The IRIS Bulletin A ceased publication with issue no. 130, December 1994. Routine processing of VLBI data and the electronic distribution of Earth orientation results ended on 31 December 1994. Existing VLBI results will continue to be available electronically for an indefinite period.
Earth orientation data users are referred to the similar results available from the U.S. National Earth Orientation Service (NEOS) which prepares and distributes the weekly NEOS Bulletin (IERS Bulletin A) . This Bulletin can be obtained by anonymous ftp to the USNO node `maia.usno.navy.mil' in the directory `ser7' and the file `ser7.dat' or by using Mosaic to the URL link http://maia.usno.navy.mil/. In addition, the IERS publishes its monthly "IERS Bulletin B", which is available via anonymous ftp to `mesiom.obspm.fr'. Both publications are also available by postal mail.

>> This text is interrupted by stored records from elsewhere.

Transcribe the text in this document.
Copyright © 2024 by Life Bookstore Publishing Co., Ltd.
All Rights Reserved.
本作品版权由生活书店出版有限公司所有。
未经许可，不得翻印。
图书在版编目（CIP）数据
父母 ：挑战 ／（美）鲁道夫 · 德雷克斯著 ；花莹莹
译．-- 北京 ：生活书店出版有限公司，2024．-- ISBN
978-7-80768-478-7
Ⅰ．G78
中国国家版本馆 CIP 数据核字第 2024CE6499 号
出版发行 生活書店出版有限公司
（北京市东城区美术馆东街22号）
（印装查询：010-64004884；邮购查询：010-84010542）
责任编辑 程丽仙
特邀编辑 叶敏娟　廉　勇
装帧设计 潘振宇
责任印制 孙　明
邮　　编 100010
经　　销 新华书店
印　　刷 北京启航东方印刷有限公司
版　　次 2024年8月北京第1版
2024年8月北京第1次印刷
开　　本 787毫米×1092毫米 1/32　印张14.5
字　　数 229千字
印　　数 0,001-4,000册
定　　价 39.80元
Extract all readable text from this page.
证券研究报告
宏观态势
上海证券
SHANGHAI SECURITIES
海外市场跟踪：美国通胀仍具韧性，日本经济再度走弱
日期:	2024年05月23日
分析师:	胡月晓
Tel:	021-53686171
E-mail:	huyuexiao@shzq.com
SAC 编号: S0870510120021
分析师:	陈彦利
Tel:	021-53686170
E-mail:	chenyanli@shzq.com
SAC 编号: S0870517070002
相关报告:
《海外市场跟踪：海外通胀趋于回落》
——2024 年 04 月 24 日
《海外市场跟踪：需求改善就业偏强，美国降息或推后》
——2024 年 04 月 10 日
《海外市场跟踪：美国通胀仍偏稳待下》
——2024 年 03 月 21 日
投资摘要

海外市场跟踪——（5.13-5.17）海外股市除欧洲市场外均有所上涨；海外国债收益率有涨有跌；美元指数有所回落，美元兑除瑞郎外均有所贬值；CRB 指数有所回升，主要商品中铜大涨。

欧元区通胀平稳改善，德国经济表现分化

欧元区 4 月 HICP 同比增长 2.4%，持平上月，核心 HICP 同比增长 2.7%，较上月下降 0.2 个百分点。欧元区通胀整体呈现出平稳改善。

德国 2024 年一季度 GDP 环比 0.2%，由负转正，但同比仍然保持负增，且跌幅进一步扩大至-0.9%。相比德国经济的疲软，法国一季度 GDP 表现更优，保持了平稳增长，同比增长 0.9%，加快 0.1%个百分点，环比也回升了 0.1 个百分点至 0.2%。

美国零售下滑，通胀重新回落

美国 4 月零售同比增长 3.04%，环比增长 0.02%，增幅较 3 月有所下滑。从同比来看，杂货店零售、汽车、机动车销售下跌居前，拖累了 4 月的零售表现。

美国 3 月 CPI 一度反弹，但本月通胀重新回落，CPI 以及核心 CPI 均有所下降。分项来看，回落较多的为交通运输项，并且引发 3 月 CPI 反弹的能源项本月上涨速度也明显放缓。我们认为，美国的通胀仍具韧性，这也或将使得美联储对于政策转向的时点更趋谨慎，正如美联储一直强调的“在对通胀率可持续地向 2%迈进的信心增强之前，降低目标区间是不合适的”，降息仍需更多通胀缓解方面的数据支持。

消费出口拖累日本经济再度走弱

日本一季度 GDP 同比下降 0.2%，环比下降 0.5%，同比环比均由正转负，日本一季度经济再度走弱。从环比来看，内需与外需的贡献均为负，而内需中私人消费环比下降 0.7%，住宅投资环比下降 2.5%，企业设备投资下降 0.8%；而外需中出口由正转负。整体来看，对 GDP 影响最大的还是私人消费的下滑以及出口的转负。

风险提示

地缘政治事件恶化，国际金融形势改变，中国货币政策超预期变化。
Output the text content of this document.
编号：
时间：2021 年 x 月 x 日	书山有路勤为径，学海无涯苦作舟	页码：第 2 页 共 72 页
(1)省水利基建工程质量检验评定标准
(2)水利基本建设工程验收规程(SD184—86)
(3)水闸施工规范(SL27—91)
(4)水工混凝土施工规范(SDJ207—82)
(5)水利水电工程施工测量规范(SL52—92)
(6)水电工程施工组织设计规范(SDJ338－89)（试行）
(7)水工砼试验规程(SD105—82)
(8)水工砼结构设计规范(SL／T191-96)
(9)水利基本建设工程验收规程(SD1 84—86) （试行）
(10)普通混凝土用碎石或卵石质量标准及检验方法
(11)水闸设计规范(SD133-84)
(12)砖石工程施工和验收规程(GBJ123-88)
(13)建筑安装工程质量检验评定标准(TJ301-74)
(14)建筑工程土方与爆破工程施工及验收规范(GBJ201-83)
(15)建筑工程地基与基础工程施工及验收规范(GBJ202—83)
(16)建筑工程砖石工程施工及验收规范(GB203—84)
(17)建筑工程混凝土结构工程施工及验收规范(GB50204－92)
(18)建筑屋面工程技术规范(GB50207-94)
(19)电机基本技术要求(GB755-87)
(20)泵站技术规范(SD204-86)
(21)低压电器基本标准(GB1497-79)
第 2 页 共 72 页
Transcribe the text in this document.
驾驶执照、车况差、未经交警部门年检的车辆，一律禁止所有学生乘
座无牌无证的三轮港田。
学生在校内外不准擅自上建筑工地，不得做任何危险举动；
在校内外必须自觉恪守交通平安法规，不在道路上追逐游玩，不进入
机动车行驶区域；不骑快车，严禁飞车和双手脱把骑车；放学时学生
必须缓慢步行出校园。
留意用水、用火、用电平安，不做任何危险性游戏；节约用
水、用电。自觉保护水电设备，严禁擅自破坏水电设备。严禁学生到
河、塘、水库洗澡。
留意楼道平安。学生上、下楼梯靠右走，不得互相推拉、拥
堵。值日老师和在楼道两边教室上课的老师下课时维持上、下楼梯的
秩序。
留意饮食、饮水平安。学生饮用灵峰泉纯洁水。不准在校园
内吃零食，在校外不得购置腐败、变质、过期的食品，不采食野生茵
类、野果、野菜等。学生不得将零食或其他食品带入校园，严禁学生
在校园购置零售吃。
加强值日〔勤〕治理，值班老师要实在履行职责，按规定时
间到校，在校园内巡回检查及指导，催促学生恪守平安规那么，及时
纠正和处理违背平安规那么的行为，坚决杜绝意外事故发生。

All operational activities associated with coordinating and scheduling the NEOS and the IRIS Intensive VLBI observing sessions became the sole responsibility of USNO as of 01 January 1995. Communications should be directed to Marshall Eubanks at `firstname.lastname@example.org'. Similarly, IRIS-S operations are directed by the Bonn VLBI group: Arno Mueskens at `email@example.com' and Axel Nothnagel at `firstname.lastname@example.org'. The SHS network has been reconfigured for 1995 as an interagency activity under the new name of SOUTH TRF.
NOAA remains committed to the VLBI technique. We recognize the vital function that VLBI fulfills in reinforcing the terrestrial reference frame, establishing a stable inertial celestial reference frame, and in determining regular, reliable Earth orientation parameter values, especially UT1. These results are required to sustain important NOAA programs and objectives. Therefore, we will continue to support the observational activities at Hartebeesthoek, S. Africa; Hobart, Tasmania, Australia; and Fortaleza, Brazil. We will also continue to participate actively in the VLBI observational programs sponsored by the U.S. National Earth Orientation Service as well as other agencies and institutions.
NOAA is proud of its early, prominent part in helping to exploit VLBI as an effective tool for geodynamical studies and monitoring Earth orientation variations. It is with considerable reluctance that we are compelled to make this change, but we welcome the new challenges that lie ahead.